Loyalty is one of the overarching topics that stood out to me while reading Shane because it played a role in his interactions with the Starrett’s. In the very beginning of the book after Shane arrives, Joe Starrett told Bob and Marian, “He’s dangerous all right. …But not to us, my dear … In fact, I don’t think you ever had a safer man in your house.”(Shaefer 10). This comment made by Joe shows that he recognizes that Shane is a respectable man who although could kill, would not harm those who were kind to him. Joe and Shane quickly become good friends as they see the man that they want to be reflected in each other. Together they are able to accomplish the difficult task of digging up the stump and confronting Fletcher who has become a menace in the town as he tries to buy out all the farmers. Their loyalty to one another is why they are able stand up to Fletcher.
In addition to Joe’s loyalty to Shane, Marian is confronted with a dilemma that challenges her loyalty to Joe as she develops feelings for Shane. When these feelings become obvious in Chapter 10 as Marian cries after dressing Shane’s wounds, Joe does not get angry with her as many would expect. Instead he says, “Don’t fret yourself, Marian. I’m man enough to know a better when his trail meets mine. Whatever happens will be all right.” (Schaefer 102). It is interesting that he would react this way since many stories dramatize any infidelity by having a character become jealous, hurt, or angry when another person is introduced. Joe’s reaction is peaceful and accepting of the situation as he too has recognized the respectable qualities in Shane that attract Marian. Marian’s tears are caused by her feelings towards Shane that conflict with being a dedicated wife to Joe.
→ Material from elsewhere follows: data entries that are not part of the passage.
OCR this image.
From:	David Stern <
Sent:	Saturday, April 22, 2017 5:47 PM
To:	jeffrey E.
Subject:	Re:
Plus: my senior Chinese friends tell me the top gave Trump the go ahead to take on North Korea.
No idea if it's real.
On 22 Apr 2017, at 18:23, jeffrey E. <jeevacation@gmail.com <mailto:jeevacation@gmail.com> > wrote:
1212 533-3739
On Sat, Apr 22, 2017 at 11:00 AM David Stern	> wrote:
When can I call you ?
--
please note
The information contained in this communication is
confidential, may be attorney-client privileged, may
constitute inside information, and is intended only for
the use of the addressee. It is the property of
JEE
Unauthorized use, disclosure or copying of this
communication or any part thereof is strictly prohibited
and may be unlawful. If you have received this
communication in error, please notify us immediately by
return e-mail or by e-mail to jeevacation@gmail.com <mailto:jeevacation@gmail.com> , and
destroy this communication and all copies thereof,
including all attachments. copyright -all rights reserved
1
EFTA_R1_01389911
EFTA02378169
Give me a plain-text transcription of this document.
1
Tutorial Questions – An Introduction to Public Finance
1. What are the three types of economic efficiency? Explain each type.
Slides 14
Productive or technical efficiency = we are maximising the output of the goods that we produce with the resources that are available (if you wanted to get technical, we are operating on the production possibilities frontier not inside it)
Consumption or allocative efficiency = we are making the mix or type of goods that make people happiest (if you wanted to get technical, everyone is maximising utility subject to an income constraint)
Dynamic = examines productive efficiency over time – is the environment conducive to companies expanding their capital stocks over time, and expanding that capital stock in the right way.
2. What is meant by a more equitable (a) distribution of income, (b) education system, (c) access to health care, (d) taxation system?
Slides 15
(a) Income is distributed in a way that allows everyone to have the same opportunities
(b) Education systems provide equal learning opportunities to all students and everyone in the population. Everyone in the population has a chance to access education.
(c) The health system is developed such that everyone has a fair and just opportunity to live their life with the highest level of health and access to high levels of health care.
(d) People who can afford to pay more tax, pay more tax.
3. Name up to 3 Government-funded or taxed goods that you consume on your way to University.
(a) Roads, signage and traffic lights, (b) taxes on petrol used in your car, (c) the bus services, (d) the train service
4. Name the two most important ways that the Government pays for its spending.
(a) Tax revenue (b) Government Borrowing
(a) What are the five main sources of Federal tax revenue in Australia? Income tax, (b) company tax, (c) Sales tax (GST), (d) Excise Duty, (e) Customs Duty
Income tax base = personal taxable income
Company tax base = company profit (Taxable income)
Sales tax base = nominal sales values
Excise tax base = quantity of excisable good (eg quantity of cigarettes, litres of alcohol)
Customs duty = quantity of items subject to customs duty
In the end, the loyalty of the Starrett family to Shane’s memory is important to acknowledge. After Shane leaves, Joe decides that they should move on as well. Marian is against this as she says “we have roots here now that we can never tear loose.” (Schaefer 149). The roots that the Starrett family were able to create were because of Shane’s efforts to protect them from Fletcher. Marian recognizes that if they left after everything that happened, Shane’s efforts would be in vain. In order to respect Shane’s memory, they must stay on their ranch for the Starretts’ were the only ones in town who knew the real story of Shane.
The loyalty that each of these characters had to one another sets an example for Bob of how one should act. As Bob narrates, he watched his father and Shane accomplish digging out the stump that his father was unable to accomplish on his own and stand up to Fletcher. These things that Shane and Joe were able to accomplish together highlighted the respectable qualities of Joe that may have gone unappreciated by Bob in the past. Noticing respectable qualities in a parent can be difficult when the way they act becomes a norm to the child. Having Shane there with the same respectable qualities as Joe, plus his mysteriousness and heroic acts made Shane stand out as a role model for Bob. Shane’s dedicated efforts to protect the Starrett family despite having just met them is one of the reasons that Shane was a real hero to Bob and deserved the loyalty he received from Marian and Joe.
Work Cited Schaefer, Jack. Shane. Boston: Houghton Mifflin, 1954. Print.